Gustav Paulay, invertebrate zoology curator at the Florida Museum of Natural History, describes what it takes to create and build a museum marine invertebrate collection. The Florida Museum’s nationally renowned collection is also the country’s fastest growing. Paulay also explains a museum project to create a genetic barcode for every specimen in the collection.
Interview and videos produced by Ricky Telg for Explore Research at the University of Florida.
Transcript
Gustav Paulay: Life comes and goes, and even if you can go out and study it again, it’s very useful to be able to sort of compare things in your hands among different parts of the diversity of life and also different parts of the world. So in order to do that we have collections, and we can go to the collections and see, for example, a particular kind of clam or a particular kind of sea star that lives around the world and has different species of different areas, and you can compare them right away.

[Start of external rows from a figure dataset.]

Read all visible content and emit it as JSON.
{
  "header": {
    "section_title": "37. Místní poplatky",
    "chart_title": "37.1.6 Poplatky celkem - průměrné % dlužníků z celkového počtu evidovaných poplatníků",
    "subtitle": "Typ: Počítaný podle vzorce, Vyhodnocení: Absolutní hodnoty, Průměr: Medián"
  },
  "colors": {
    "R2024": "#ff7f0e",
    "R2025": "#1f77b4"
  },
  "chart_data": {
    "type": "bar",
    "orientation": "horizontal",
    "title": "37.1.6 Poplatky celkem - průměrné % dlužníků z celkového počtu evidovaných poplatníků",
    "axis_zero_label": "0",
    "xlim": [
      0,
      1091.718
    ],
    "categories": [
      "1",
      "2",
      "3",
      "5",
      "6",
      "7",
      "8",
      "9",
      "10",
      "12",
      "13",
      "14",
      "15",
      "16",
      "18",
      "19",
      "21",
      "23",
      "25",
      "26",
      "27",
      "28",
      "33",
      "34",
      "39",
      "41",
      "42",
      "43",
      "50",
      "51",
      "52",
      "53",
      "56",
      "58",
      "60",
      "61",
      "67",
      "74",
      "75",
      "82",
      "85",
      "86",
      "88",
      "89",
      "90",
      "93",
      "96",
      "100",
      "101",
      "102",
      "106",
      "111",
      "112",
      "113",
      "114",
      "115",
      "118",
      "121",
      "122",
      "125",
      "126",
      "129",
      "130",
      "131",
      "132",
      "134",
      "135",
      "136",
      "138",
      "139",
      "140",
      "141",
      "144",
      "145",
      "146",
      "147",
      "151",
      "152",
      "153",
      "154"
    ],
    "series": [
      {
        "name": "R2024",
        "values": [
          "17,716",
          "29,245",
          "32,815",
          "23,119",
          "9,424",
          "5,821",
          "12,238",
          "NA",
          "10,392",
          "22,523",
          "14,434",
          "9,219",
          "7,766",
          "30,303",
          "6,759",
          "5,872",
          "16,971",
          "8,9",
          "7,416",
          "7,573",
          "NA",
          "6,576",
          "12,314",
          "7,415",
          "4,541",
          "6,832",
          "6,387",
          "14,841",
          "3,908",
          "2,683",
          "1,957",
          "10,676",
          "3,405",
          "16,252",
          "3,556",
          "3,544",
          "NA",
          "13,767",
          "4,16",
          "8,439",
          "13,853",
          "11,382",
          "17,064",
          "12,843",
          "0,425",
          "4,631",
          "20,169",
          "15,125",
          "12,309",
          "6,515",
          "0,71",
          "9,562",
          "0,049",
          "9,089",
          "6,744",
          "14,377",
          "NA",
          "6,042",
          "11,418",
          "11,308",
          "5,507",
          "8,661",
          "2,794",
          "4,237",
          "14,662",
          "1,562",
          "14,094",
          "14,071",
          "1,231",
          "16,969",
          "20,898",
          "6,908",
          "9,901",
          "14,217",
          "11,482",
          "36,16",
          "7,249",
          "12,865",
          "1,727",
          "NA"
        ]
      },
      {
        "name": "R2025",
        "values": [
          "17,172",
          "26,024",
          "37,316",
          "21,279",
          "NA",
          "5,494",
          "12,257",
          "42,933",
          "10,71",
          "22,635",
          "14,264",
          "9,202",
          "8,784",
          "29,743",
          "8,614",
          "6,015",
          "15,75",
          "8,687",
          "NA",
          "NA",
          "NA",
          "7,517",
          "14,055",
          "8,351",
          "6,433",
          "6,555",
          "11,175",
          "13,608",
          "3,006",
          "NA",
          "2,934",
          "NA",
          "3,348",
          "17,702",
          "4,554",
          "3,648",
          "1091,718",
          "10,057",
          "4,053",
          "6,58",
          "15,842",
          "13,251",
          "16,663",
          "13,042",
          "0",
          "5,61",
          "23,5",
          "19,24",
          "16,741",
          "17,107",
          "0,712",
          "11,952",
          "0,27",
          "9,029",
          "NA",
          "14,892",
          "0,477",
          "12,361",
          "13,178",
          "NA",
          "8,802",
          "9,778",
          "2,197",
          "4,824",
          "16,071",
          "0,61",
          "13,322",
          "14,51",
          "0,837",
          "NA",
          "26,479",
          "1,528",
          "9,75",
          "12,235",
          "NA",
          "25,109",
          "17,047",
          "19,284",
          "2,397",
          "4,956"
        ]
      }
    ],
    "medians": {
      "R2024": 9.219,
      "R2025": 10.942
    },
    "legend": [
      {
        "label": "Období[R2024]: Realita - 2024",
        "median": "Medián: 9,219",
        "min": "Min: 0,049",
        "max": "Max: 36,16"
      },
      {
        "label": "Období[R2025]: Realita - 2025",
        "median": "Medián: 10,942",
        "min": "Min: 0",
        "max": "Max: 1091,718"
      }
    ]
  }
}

How useful it is depends really on how much material you have in terms of diversity, in terms of spatial and temporal coverage, and in terms of the ways these samples have been prepared. So a good collection will have coverage of much of the diversity of the planet. In terms of the Florida Museum of Natural History or invertebrate collections are noteworthy for a number of reasons. One, our mollusk collection is the second largest in the country and our invertebrates collections in general are in the top five, and it’s definitely the most rapidly growing collection in the country because we have a more active field program than anybody else, which means that we get fresh samples that are DNA sequenceable in larger numbers than anybody else does. So we have become a focus of genetic taxonomy because we have the material and we bring in more and more material to allow this kind of work to be done.

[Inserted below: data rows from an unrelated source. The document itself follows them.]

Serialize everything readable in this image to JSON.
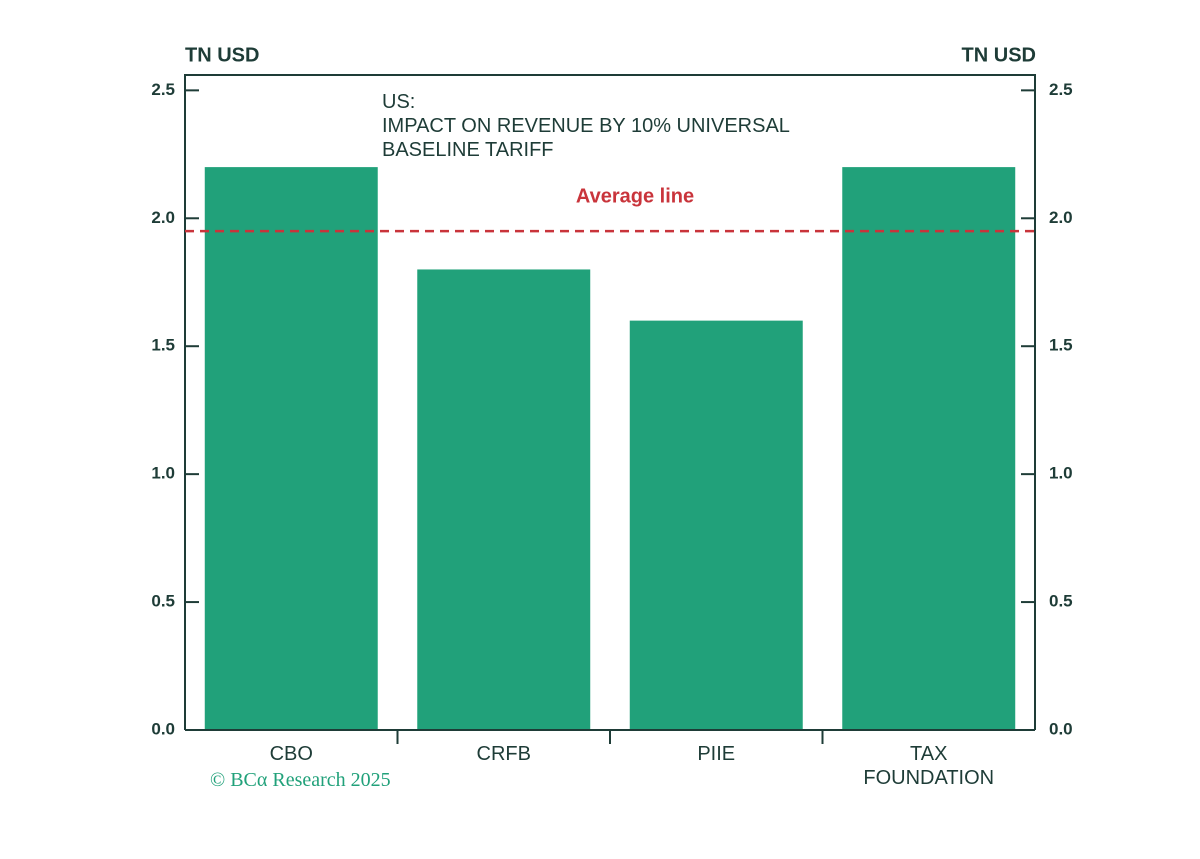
{
  "chart_data": {
    "type": "bar",
    "title": "US:",
    "subtitle": "IMPACT ON REVENUE BY 10% UNIVERSAL BASELINE TARIFF",
    "y_label": "TN USD",
    "y2_label": "TN USD",
    "categories": [
      "CBO",
      "CRFB",
      "PIIE",
      "TAX FOUNDATION"
    ],
    "values": [
      2.2,
      1.8,
      1.6,
      2.2
    ],
    "color": "#21a17a",
    "ylim": [
      0,
      2.56
    ],
    "yticks": [
      {
        "value": 0,
        "label": "0.0"
      },
      0.5,
      {
        "value": 1,
        "label": "1.0"
      },
      1.5,
      {
        "value": 2,
        "label": "2.0"
      },
      2.5
    ],
    "y2lim": [
      0,
      2.56
    ],
    "y2ticks": [
      {
        "value": 0,
        "label": "0.0"
      },
      0.5,
      {
        "value": 1,
        "label": "1.0"
      },
      1.5,
      {
        "value": 2,
        "label": "2.0"
      },
      2.5
    ],
    "average": {
      "label": "Average line",
      "value": 1.95,
      "color": "#c9343b"
    },
    "source": "© BCα Research 2025"
  }
}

These are the invertebrate zoology collections of the Florida Museum of Natural History, both on the right and on the left you have formed collections that are in pickle, mostly in alcohol, including crabs and and sea stars and so forth, and then starting here you have dry collections, mostly seashells and land shells and dry material like that. All together the collection holds close to half a million lots of specimens or representing approximately three to four million specimens.
One of the projects that we have recently received funding for from the Sloan Foundation was to barcode our collection. Genetic barcoding is where you take a particular chunk of DNA that’s very useful for species identification and use that to identify organisms, and again you have to build this library so that this sequence of DNA is not just a sequence of DNA, but it’s tied to a specimen and an identification. We are the major collection in the US for this effort.